Previously: Single-stage CPU part 1 Single-stage CPU part 2

Next up: Five-stage CPU part 2

Intro

We will be working in the src/processors/CS1952y/five_stage_cpu directory. As for the single-stage notes, the code for the intermediate steps is given in the subdirectories.

Step 1: Adding pipeline registers

1s_highlight

In a pipeline, the execution of an instruction is broken up into stages, so that multiple instructions can be “in flight” at the same time, all executing different stages. Our stages will follow the P&H breakdown of Instruction Fetch (IF), Instruction Decode (ID), Execute (Ex), Memory (Mem), and Writeback (WB). An instruction will now take five clock cycles to execute, one for each stage.

To marshal the correct data through the pipeline, we need to put registers between each of the stages. The registers will allow the processor to synchronize data on the clock signal – if an instruction is in the IF stage at clock cycle n, the register will hold on to that data until clock cycle n + 1 and pass it on to the ID stage, without stomping over the instruction that was in the ID stage in cycle n. Along with any computational data (register values, immediates, ALU results, memory loads), we will need to pass along any control signals that are needed for subsequent cycles. Here, we list the signals that each stage needs from the previous stages. In parentheses, we indicate the stage where the signal originated, meaning that we will need to pass that signal through any intermediate preceding stages, as well.

As you read through this list, pause and think to yourself about why a specific stage needs a specific piece of data (for example, the Ex stage needs the PC because the AUIPC instruction uses the ALU and because the new PC for jumps/branches will be computed in this stage). Another way to verify this is by looking at the diagram above. For example, the Mem stage needs the value of R2 because the data_mem component from that stage takes that data in as an input.

The ID stage needs:

  • The instruction (IF)

The Ex stage needs:

  • The PC (IF)
  • The value of R1 (ID)
  • The value of R2 (ID)
  • The immediate (ID)
  • The control signals ALU1Sel, ALU2Sel, and ALUOp (ID)

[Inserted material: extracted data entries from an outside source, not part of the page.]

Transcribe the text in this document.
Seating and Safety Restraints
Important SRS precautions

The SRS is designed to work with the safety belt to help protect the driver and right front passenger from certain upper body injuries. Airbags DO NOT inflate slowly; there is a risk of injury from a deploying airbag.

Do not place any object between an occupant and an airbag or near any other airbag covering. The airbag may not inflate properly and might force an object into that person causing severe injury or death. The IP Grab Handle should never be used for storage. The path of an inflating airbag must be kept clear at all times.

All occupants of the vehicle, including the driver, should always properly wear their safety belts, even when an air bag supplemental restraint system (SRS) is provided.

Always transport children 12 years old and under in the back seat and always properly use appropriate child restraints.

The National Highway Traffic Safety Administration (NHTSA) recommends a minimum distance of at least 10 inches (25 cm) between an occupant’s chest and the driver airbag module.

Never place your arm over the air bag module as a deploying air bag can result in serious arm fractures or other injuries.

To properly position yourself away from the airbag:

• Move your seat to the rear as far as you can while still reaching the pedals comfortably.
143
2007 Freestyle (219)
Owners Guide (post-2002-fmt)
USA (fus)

This stage will hold the adder that computes the new PC for any jump/branch, using the old PC or R1 and the immediate, so it also neeeds:

-The control signal PCAdd1 (ID)

The Mem stage needs:

  • The result of the ALU (Ex)
  • The value of R2 (ID)
  • The control signals MemWr and MemOp (ID)

To route back to the mux that selects between PC+4 and any newly computed PC, this stage also needs:

  • The result of the adder that computes the new PC (Ex)
  • The zero signal of the ALU (Ex)
  • The control signals jump, branch, and InvZero (ID)

The WB stage needs:

  • The result of the ALU (Ex)
  • The immediate (ID)
  • The value of PC + 4 (IF)
  • The result of the memory read (Mem)
  • The ID of the Rd register (ID)
  • The control signals RdSel and RegWr (ID)

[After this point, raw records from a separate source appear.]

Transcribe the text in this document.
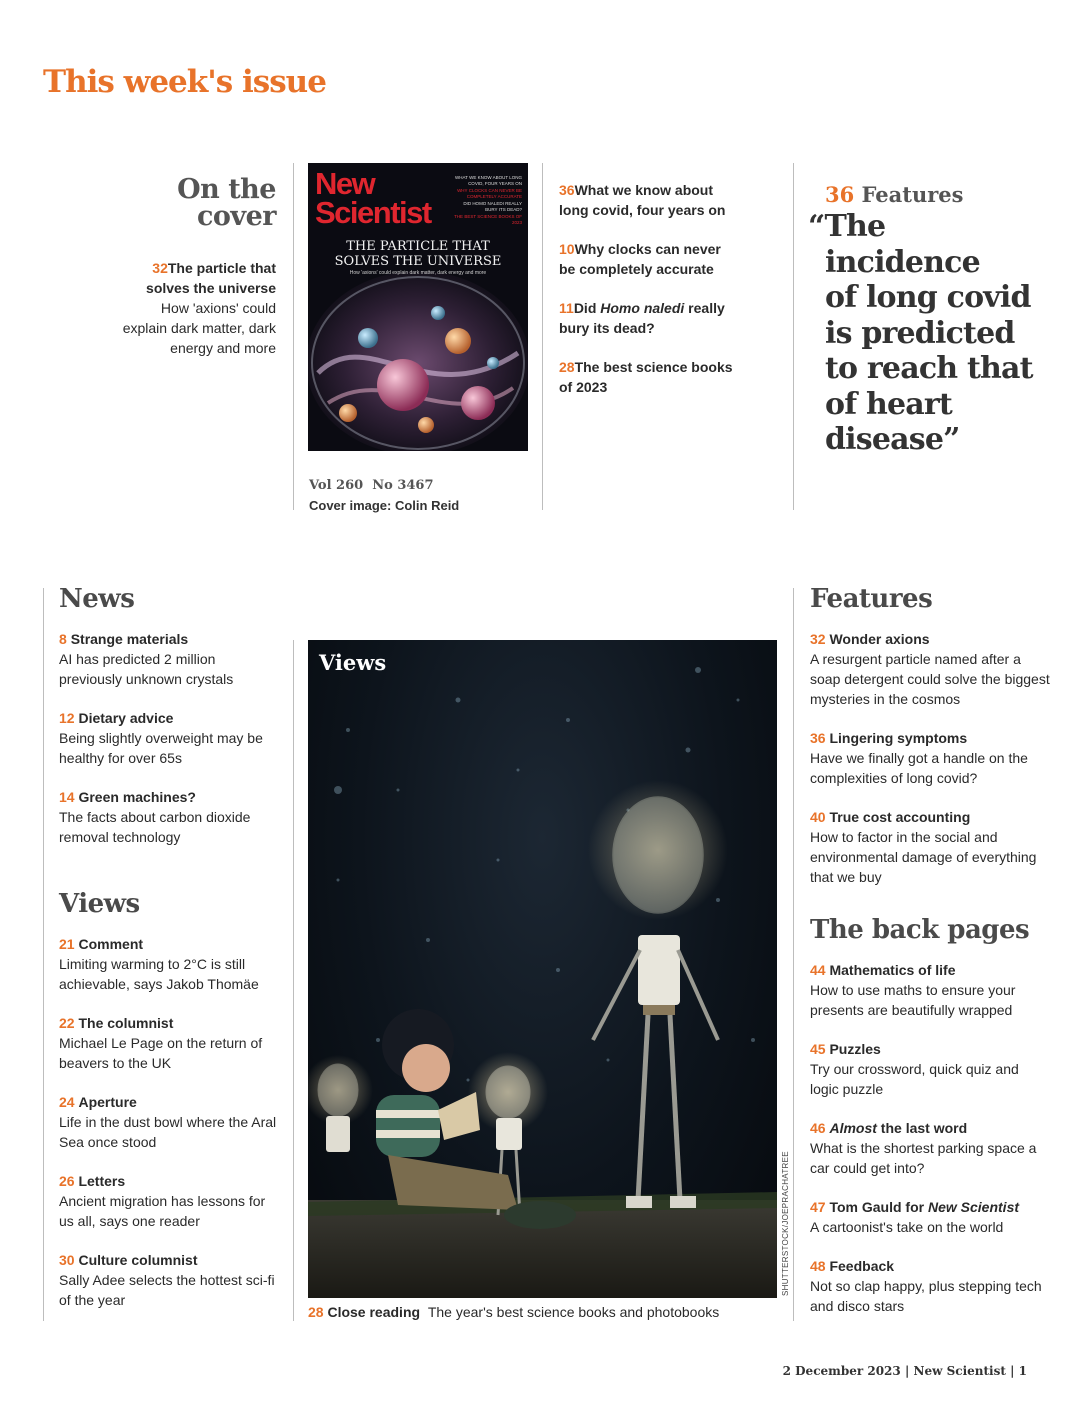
This week's issue
On the
cover

32The particle that solves the universe

How 'axions' could explain dark matter, dark energy and more

New
Scientist
WHAT WE KNOW ABOUT LONG COVID, FOUR YEARS ON
WHY CLOCKS CAN NEVER BE COMPLETELY ACCURATE
DID HOMO NALEDI REALLY BURY ITS DEAD?
THE BEST SCIENCE BOOKS OF 2023
THE PARTICLE THAT
SOLVES THE UNIVERSE
How 'axions' could explain dark matter, dark energy and more
Vol 260 No 3467
Cover image: Colin Reid
36What we know about long covid, four years on
10Why clocks can never be completely accurate
11Did Homo naledi really bury its dead?
28The best science books of 2023
36 Features
“The
incidence
of long covid
is predicted
to reach that
of heart
disease”
News

8 Strange materials

AI has predicted 2 million previously unknown crystals

12 Dietary advice

Being slightly overweight may be healthy for over 65s

14 Green machines?

The facts about carbon dioxide removal technology

Views

21 Comment

Limiting warming to 2°C is still achievable, says Jakob Thomäe

22 The columnist

Michael Le Page on the return of beavers to the UK

24 Aperture

Life in the dust bowl where the Aral Sea once stood

26 Letters

Ancient migration has lessons for us all, says one reader

30 Culture columnist

Sally Adee selects the hottest sci-fi of the year

Views
SHUTTERSTOCK/JOEPRACHATREE
28 Close reading The year's best science books and photobooks
Features

32 Wonder axions

A resurgent particle named after a soap detergent could solve the biggest mysteries in the cosmos

36 Lingering symptoms

Have we finally got a handle on the complexities of long covid?

40 True cost accounting

How to factor in the social and environmental damage of everything that we buy

The back pages

44 Mathematics of life

How to use maths to ensure your presents are beautifully wrapped

45 Puzzles

Try our crossword, quick quiz and logic puzzle

46 Almost the last word

What is the shortest parking space a car could get into?

47 Tom Gauld for New Scientist

A cartoonist's take on the world

48 Feedback

Not so clap happy, plus stepping tech and disco stars

2 December 2023 | New Scientist | 1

For now, we are ignoring anything that messes with the pipeline due to in-flight instructions affecting the outcome of other in-flight instructions (data and control hazards). We still include the branching/jumping and writeback circuitry for when we address these hazards, but we cannot safely run writeback and control instructions that depend on instructions still in the pipeline.

As before, to reduce visual clutter, we omit control signal wires and use bolded and italicized text to indicate where the control signals are used. The exception is reg_wr, which we explicitly show as going “back” to the register file (because the write functionality of the register file occurs in the writeback stage). Any control signal used in a specific pipeline stage comes from the preceding register (for example, ALU1Sel comes from the ID/Ex register, while RdSel comes from the Mem/WB register).

step1

Assessing the pipeline

Let’s run this very simple program, which does not have any data or control hazards (that is, the result for an instruction X has already passed the writeback stage before any instruction Y that requires the result of X is issued) for our pipeline:

addi s0 x0 1
addi s1 x0 2
addi s2 x0 3
addi s3 x0 4
addi s4 x0 5
addi s5 x0 6
addi s6 x0 7
addi s7 x0 8
addi s8 x0 9
add s10 s0 s1
add s11 s1 s2
add t0 s2 s3
add t1 s3 s4
add t2 s4 s5
add t3 s5 s6
add t4 s6 s7
add t5 s7 s8
add t6 s10 s11

The value of t6 at the end of this program should be 8 ((1 + 2) + (2 + 3)), which is the case for both the single-stage and 5-stage processors. The CPI (cycles per instruction) for the 5-stage pipeline is 1.22 (because of the extra cycles needed to “warm up” the pipeline). This seems worse than the single-stage processor, which always has a CPI of 1. However, the clock period would be substantially smaller, leading to an execution time speedup.